On Fri, 16 May 2014 10:34:21 -0700, Ann Marie Brest
wrote:

On Fri, 16 May 2014 08:05:39 -0700, RobertMacy wrote:

Was there any mention of the radiated heat from these fires?


Yes.

We noted that this flight safety PDF, which was all about
protecting your airways in a cabin fire, explicitly said
that the dry heat of a cabin fire isn't a major concern
when it comes to protecting your breathing airways:
http://flightsafety.org/download_fil...t06_p28-30.pdf

As already noted, they said, verbatim:
"the human body’s upper airway naturally provides significant
protection to the lower airway and lungs against extreme
heat from hot, dry air."

Absolutely none of the air-safety PDFs yet mentioned *anything*
about the wet cloth having anything to do with cooling hot
air, so, we can safely assume the only *safety* purpose of


Your career is not in science, is it? Neither is mine, but I still know
we can't safely assume things like this from the absence of mentioning
cooling hot air. There are other good reasons but the simplest is
that the pdf files might be crap. There is plenty of crap on the web,
and even peer reviewed journals occasionally publish crap.

Here's an extreme case, but other circumstances yield similar resutls.
My roommate was a biology PhD candidate doing research in a foreign
county. A bunch of grad students all stayed at the same rural room &
board place and did there research in the jungle that surrounded them.
One of them would stop by where someone else was working and he'd chat.
Embedded in the conversation was "What experiement are you doing?

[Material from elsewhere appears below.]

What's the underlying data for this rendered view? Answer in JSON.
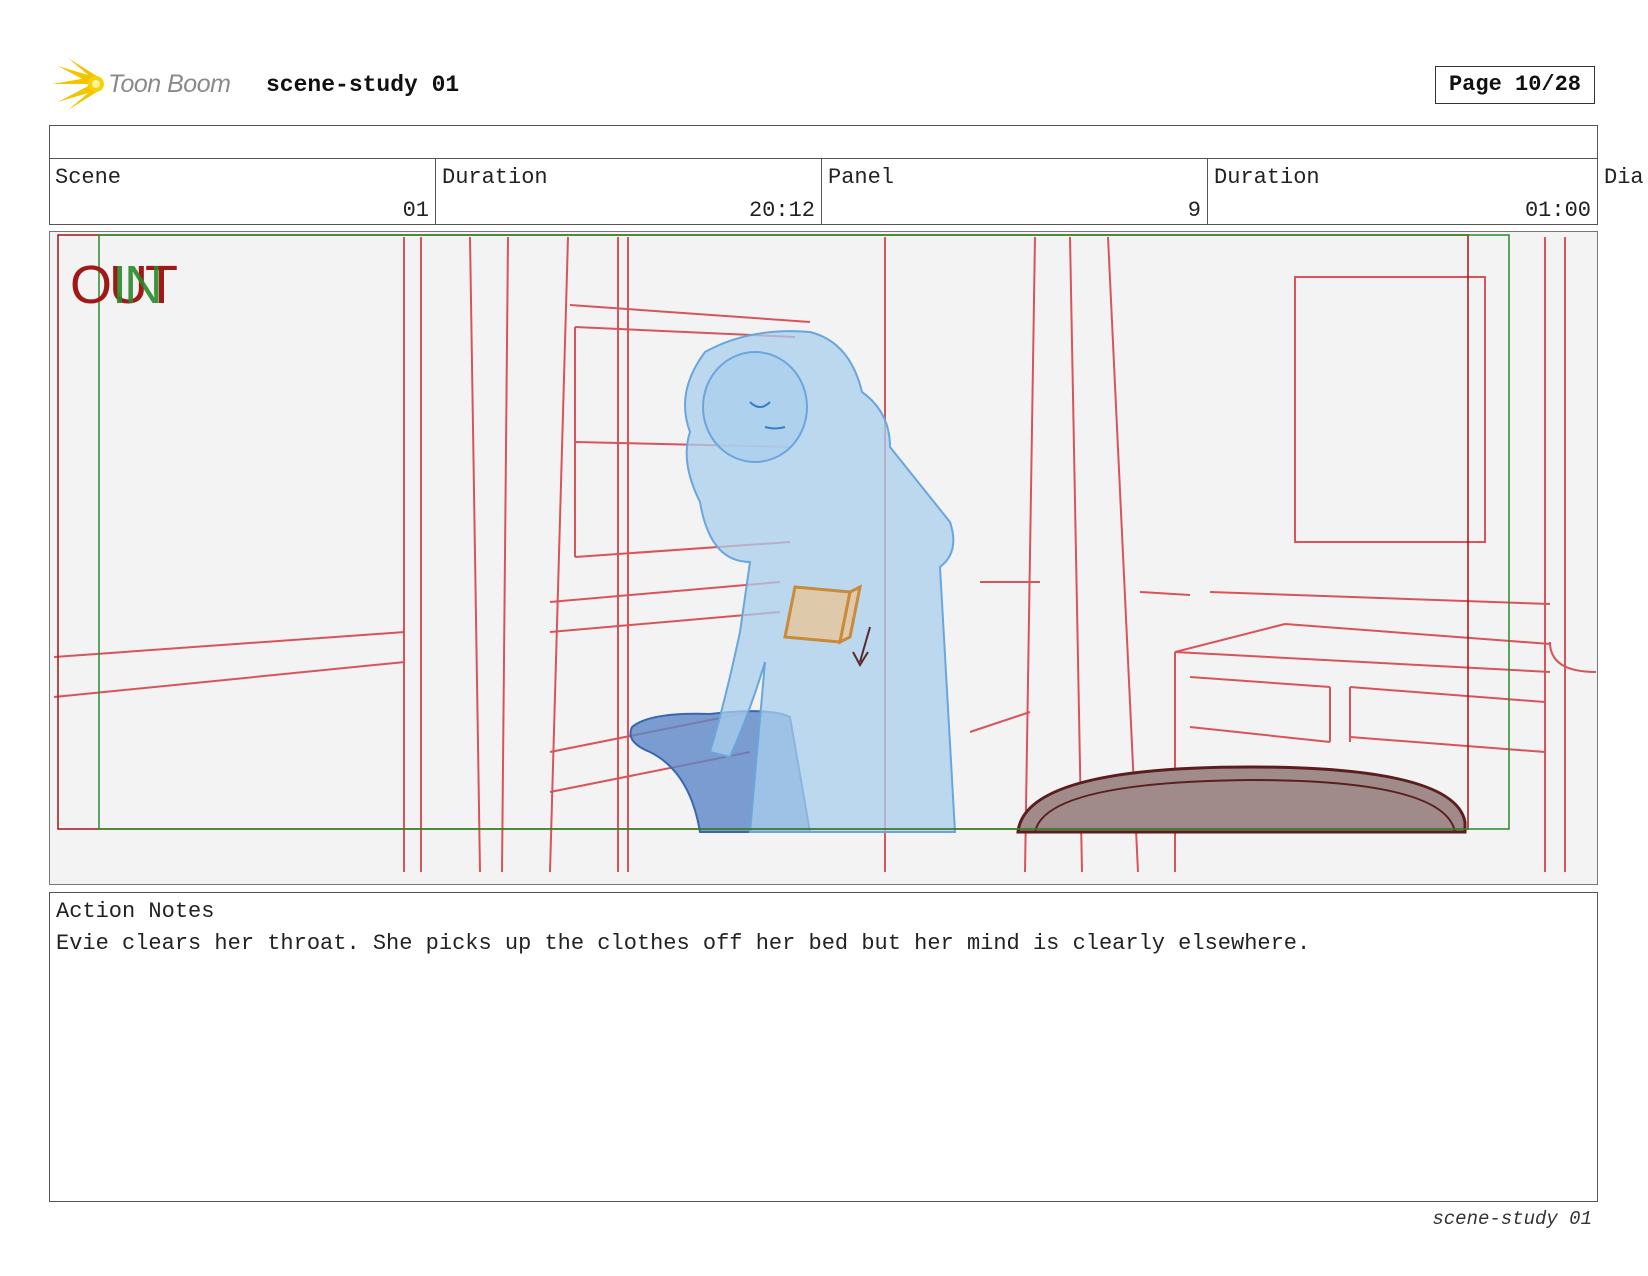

What
kind of results are you getting?" And then he'd go back to his room and
write a journal article, send it to a journal, and because his writing
style was good, clear etc. it often got published.

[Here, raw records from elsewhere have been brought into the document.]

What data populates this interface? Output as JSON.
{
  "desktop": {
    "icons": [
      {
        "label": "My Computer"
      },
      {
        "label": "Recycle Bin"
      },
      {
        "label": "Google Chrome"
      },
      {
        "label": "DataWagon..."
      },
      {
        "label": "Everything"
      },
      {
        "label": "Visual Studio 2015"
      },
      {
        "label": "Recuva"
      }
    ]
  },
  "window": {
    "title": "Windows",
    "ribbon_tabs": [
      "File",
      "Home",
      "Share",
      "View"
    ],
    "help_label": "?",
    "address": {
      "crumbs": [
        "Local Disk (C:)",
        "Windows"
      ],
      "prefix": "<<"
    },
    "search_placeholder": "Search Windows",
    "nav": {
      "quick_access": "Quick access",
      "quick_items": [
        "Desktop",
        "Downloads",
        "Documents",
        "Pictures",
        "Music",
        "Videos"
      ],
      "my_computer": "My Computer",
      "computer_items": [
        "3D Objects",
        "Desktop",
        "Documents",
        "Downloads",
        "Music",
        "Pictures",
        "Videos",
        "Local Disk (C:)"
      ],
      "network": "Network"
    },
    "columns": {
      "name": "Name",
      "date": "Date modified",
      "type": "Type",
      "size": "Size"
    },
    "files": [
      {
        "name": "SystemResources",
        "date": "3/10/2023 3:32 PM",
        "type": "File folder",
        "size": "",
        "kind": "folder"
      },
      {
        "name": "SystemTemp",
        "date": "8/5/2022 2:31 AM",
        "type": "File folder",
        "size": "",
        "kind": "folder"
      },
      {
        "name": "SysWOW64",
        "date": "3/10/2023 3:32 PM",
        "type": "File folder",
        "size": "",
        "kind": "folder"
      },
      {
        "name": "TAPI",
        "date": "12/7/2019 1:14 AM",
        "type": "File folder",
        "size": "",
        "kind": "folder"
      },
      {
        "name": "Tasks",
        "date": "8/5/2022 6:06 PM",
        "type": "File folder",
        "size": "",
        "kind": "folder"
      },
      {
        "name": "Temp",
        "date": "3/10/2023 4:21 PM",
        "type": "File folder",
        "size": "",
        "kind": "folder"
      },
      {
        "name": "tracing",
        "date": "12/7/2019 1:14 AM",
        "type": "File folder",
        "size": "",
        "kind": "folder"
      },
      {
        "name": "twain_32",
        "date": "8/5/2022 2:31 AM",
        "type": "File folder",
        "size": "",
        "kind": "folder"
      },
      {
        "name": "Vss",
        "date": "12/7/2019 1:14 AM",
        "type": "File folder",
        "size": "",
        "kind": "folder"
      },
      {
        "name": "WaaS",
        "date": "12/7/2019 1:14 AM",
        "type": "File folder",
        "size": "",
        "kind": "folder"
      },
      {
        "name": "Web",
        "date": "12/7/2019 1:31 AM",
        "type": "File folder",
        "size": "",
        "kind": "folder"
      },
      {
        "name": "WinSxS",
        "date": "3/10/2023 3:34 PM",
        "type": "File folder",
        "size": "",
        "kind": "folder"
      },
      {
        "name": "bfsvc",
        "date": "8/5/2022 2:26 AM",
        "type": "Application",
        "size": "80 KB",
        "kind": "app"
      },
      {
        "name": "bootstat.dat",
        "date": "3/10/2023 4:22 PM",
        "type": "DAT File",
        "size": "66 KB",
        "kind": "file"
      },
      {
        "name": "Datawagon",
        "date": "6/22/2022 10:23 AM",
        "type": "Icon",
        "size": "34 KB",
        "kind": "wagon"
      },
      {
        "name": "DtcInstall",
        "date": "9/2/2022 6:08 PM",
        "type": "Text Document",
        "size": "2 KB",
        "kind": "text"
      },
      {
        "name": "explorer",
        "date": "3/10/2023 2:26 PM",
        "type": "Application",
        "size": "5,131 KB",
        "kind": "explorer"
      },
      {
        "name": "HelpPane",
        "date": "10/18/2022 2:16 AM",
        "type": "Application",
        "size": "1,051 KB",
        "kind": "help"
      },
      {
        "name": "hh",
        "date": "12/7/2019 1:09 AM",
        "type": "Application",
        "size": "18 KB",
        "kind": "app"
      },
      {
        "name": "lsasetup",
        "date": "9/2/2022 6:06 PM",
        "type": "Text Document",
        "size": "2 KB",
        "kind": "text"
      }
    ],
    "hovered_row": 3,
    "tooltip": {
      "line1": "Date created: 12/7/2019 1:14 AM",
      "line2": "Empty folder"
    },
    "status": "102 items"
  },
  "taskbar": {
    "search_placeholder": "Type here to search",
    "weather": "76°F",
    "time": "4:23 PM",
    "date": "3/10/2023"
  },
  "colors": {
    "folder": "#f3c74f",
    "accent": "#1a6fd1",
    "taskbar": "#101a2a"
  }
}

Other times, he didn't go out of his room. He just sat back and asked
himself, What would a good experiement be? And what kind of results
might I get? And then he'd write an article based on those two
things.

He was published in every peer-reviewed journal in his field (and
non-peer-reviewed if there were such things then).

It was only after his artcles appeared that sometimes people would write
in, "I did that experiment and my results were nolthing like his." But
before many people were aware of his habits he had his PhD and no one
could take it away. Eventually he was drummed out of any faculty job
and end up working in a biology library at a university library.

Not all articles are as felonious as his, but some are crap or
semi-crap.. Others are good except they omit things, important things.

So you shouldn't be assuming things because something is missing from
the articles you find, and more important, you should stop saying, WE
can safely assume. Speak for yourself. Not for us.






the wet cloth is to trap some of the hydrogen cyanide gas.